= Home modifications =

Changes to the home to improve safety and independence

Home modifications are defined as environmental interventions aiming to support activity performance in the home. More specifically, home modifications often are changes made to the home environment to help people with functional disability or impairment to be more independent and safe in their own homes and reduce any risk of injury to themselves or their caregivers. Examples of home modifications include installing ramps and rails, altering kitchen and bathroom areas (relocating switches and lowering bench heights), installing emergency alarms.

There are a number of words in common use that are confused with home modifications. For example, home modification is more than home improvement, home renovation or remodelling; those three terms refer to changes made to housing for purposes other than disability.

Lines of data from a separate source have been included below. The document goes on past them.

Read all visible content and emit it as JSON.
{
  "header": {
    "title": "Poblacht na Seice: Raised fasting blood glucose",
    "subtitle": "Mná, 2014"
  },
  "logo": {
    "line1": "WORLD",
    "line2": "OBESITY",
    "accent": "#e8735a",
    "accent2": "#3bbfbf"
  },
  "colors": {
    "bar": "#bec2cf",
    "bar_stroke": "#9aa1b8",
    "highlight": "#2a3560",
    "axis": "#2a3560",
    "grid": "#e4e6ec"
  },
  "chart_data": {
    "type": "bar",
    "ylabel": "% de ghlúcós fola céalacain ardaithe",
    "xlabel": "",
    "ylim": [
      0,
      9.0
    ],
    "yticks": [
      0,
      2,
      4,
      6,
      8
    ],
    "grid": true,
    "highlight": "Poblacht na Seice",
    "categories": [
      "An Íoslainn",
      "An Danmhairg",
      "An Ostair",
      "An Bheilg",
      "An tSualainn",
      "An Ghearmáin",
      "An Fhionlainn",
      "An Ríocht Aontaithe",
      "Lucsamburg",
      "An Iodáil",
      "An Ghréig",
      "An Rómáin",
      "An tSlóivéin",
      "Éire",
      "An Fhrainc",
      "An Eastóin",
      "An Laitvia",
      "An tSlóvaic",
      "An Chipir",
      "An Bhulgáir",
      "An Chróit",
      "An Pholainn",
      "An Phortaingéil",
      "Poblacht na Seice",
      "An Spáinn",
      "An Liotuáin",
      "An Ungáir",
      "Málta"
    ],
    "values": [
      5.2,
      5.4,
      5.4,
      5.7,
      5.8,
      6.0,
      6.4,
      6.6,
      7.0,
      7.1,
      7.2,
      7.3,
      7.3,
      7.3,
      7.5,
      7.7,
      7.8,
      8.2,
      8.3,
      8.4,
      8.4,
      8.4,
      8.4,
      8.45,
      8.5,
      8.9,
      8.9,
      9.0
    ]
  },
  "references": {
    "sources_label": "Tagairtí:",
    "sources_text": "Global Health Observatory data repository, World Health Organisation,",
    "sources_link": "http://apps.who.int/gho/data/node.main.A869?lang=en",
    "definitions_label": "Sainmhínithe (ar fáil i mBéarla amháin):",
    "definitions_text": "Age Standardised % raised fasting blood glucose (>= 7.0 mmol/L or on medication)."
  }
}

Other more closely related terms that are interchanged with home modifications in literature include combinations of home/housing/environment/residential coupled with modification/adaptation/intervention. Each of these terms has a nuanced meaning analysed in further detail by Bridge (2006). However these terms have in common a context of housing, health and care for people with disability or impairment.
Home modifications directly impact the accessibility to and within a home and are considered one aspect of the complex relationship between housing and health.
Home modifications are also the subject of ongoing public health and economics research because of their potential to support aging in place and substitute for caregiving. In addition to aging in place and caregiving, there is some evidence that home modifications can reduce falls in the home.